The Iraqi government began on Monday a long-awaited large-scale military operation to dislodge Islamic State militants from Iraq's western Anbar province, a military spokesman announced.

The spokesman for the Joint Operations Command, Brig. Gen. Yahya Rasool, said in a televised statement that the operation started at dawn Monday and that government forces are backed by Shiite and Sunni pro-government fighters. Rasool didn't clarify whether the US-led international coalition is taking part.

This is not the first time the Iraqi government has announced an operation to retake Anbar — where several key towns, including the provincial capital Ramadi, remain under IS control. In May, authorities announced an operation to retake Ramadi, but there has not been any major progress on the ground since then.

In a brief statement, Iraq's Prime Minister, Haider al-Abadi, vowed to "take revenge from Daesh criminals on the battlefield... and their cowardly crimes against unarmed civilians will only increase our determination to chase them and to expel them from the land of Iraq."

The Islamic State group, also known by the Arabic acronym Daesh, seized large parts of Anbar in early 2014 and captured Ramadi in May. Iraqi forces, which had been making steady progress against the extremists in recent months with the help of the air campaign, scored a major victory in recapturing Saddam Hussein's hometown of Tikrit last month.

During the past few weeks, the troops have been moving to cut the militants' supply routes and to surround and isolate Ramadi and Fallujah.

Rasool didn't provide any further details on the ongoing operations. By noon, the country's state TV reported government forces recapturing villages and areas around Fallujah.

Hours after the announcement of the military operation, Iraq's Defense Ministry announced the arrival of four F-16 fighter jets from the United States to Balad air base north of Baghdad. They are part of 36 F-16s purchased by the Iraqi government.

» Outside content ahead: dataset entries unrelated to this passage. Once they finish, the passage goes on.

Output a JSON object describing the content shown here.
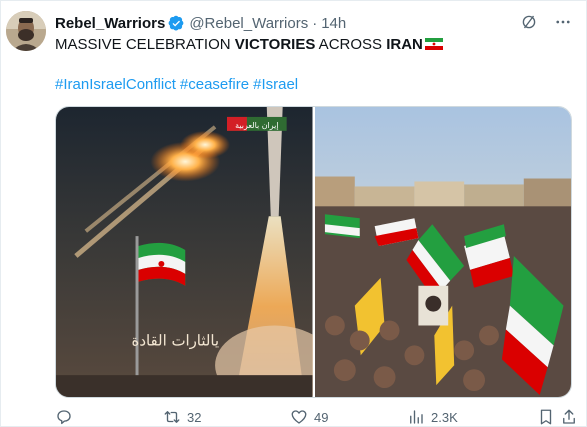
{
  "author": {
    "display_name": "Rebel_Warriors",
    "handle": "@Rebel_Warriors",
    "separator": "·",
    "time": "14h"
  },
  "tweet": {
    "text_part1": "MASSIVE CELEBRATION ",
    "text_bold1": "VICTORIES",
    "text_part2": " ACROSS ",
    "text_bold2": "IRAN",
    "hashtags": [
      "#IranIsraelConflict",
      "#ceasefire",
      "#Israel"
    ]
  },
  "media": {
    "left_image": {
      "badge_text": "إيران بالعربية",
      "calligraphy": "يالثارات القادة",
      "icon": "missile-flag-artwork"
    },
    "right_image": {
      "icon": "crowd-with-iranian-flags-photo"
    }
  },
  "actions": {
    "reply_count": "",
    "retweet_count": "32",
    "like_count": "49",
    "views_count": "2.3K"
  },
  "colors": {
    "link": "#1d9bf0",
    "muted": "#536471",
    "verified": "#1d9bf0"
  }
}
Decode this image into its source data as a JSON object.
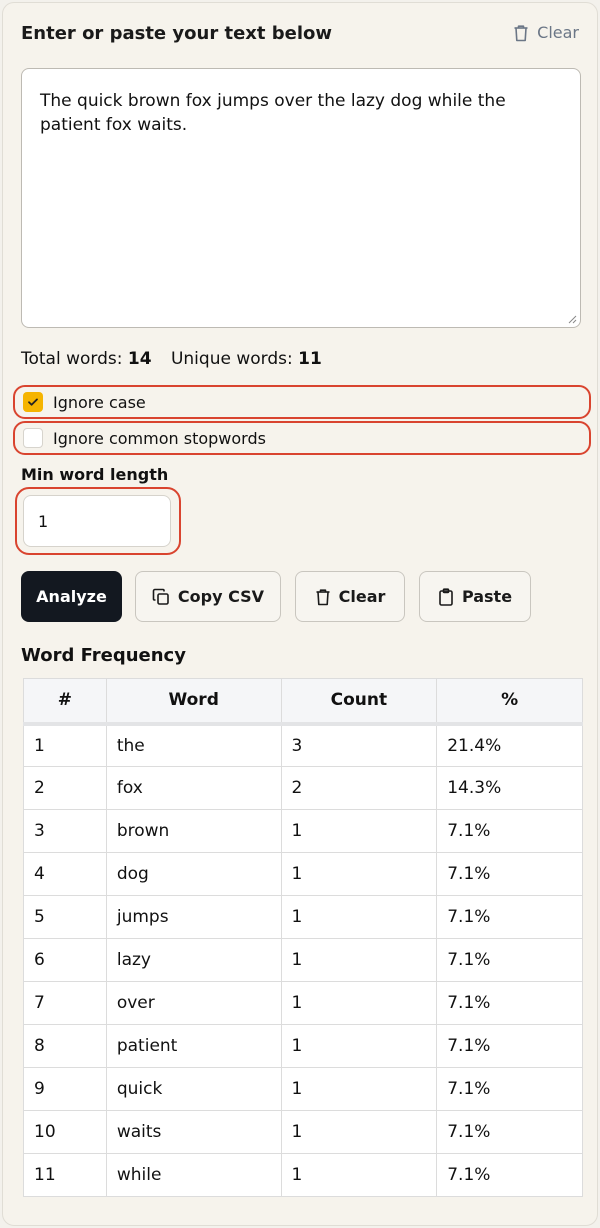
{
  "header": {
    "title": "Enter or paste your text below",
    "clear_label": "Clear"
  },
  "input": {
    "text": "The quick brown fox jumps over the lazy dog while the patient fox waits."
  },
  "stats": {
    "total_label": "Total words:",
    "total_value": "14",
    "unique_label": "Unique words:",
    "unique_value": "11"
  },
  "options": {
    "ignore_case": {
      "label": "Ignore case",
      "checked": true
    },
    "ignore_stopwords": {
      "label": "Ignore common stopwords",
      "checked": false
    }
  },
  "min_length": {
    "label": "Min word length",
    "value": "1"
  },
  "buttons": {
    "analyze": "Analyze",
    "copy_csv": "Copy CSV",
    "clear": "Clear",
    "paste": "Paste"
  },
  "frequency": {
    "title": "Word Frequency",
    "columns": [
      "#",
      "Word",
      "Count",
      "%"
    ],
    "rows": [
      [
        "1",
        "the",
        "3",
        "21.4%"
      ],
      [
        "2",
        "fox",
        "2",
        "14.3%"
      ],
      [
        "3",
        "brown",
        "1",
        "7.1%"
      ],
      [
        "4",
        "dog",
        "1",
        "7.1%"
      ],
      [
        "5",
        "jumps",
        "1",
        "7.1%"
      ],
      [
        "6",
        "lazy",
        "1",
        "7.1%"
      ],
      [
        "7",
        "over",
        "1",
        "7.1%"
      ],
      [
        "8",
        "patient",
        "1",
        "7.1%"
      ],
      [
        "9",
        "quick",
        "1",
        "7.1%"
      ],
      [
        "10",
        "waits",
        "1",
        "7.1%"
      ],
      [
        "11",
        "while",
        "1",
        "7.1%"
      ]
    ]
  },
  "colors": {
    "accent": "#f5b400",
    "highlight": "#d9442f",
    "primary_button": "#131820"
  }
}
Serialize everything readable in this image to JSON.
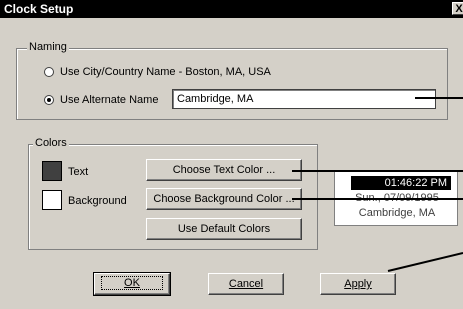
{
  "dialog": {
    "title": "Clock Setup",
    "close_glyph": "X"
  },
  "naming": {
    "legend": "Naming",
    "option_city": "Use City/Country Name - Boston, MA, USA",
    "option_alternate": "Use Alternate Name",
    "alternate_value": "Cambridge, MA",
    "selected": "alternate"
  },
  "colors": {
    "legend": "Colors",
    "text_label": "Text",
    "background_label": "Background",
    "text_swatch_color": "#404040",
    "background_swatch_color": "#ffffff",
    "choose_text_button": "Choose Text Color ...",
    "choose_background_button": "Choose Background Color ...",
    "default_colors_button": "Use Default Colors"
  },
  "preview": {
    "time": "01:46:22 PM",
    "date": "Sun., 07/09/1995",
    "city": "Cambridge, MA"
  },
  "buttons": {
    "ok": "OK",
    "cancel": "Cancel",
    "apply": "Apply"
  }
}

The new fighter jets will boost Iraq's Air Force, which depends only on several Russian-made secondhand Sukhoi jets. Last week, a Sukhoi fighter jet accidentally dropped a bomb over a Baghdad neighborhood and killed at least 12 people.

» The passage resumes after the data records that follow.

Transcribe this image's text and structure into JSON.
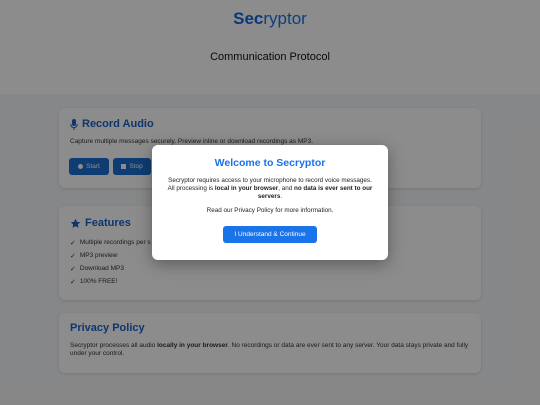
{
  "header": {
    "brand_bold": "Sec",
    "brand_rest": "ryptor",
    "subtitle": "Communication Protocol"
  },
  "record_card": {
    "title": "Record Audio",
    "icon": "microphone-icon",
    "description": "Capture multiple messages securely. Preview inline or download recordings as MP3.",
    "start_label": "Start",
    "stop_label": "Stop"
  },
  "features_card": {
    "title": "Features",
    "icon": "star-icon",
    "items": [
      "Multiple recordings per s",
      "MP3 preview",
      "Download MP3",
      "100% FREE!"
    ]
  },
  "privacy_card": {
    "title": "Privacy Policy",
    "text_prefix": "Secryptor processes all audio ",
    "text_bold": "locally in your browser",
    "text_suffix": ". No recordings or data are ever sent to any server. Your data stays private and fully under your control."
  },
  "modal": {
    "title": "Welcome to Secryptor",
    "body_1": "Secryptor requires access to your microphone to record voice messages. All processing is ",
    "body_bold_1": "local in your browser",
    "body_2": ", and ",
    "body_bold_2": "no data is ever sent to our servers",
    "body_3": ".",
    "note": "Read our Privacy Policy for more information.",
    "button_label": "I Understand & Continue"
  },
  "colors": {
    "accent": "#1a73e8",
    "button": "#1a6fd1",
    "overlay": "rgba(0,0,0,0.45)"
  }
}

Meanwhile Monday, the IS group claimed responsibility for Sunday's series of bombings in Shiite areas of the capital, Baghdad, that killed at least 29 people and wounded 81 others, according to the IS-affiliated Aamaq news agency.

Iraq is going through its worst crisis since the 2011 withdrawal of US troops. The Islamic State group controls large swaths of the country's north and west after capturing Iraq's second-largest city of Mosul and the majority of Anbar province.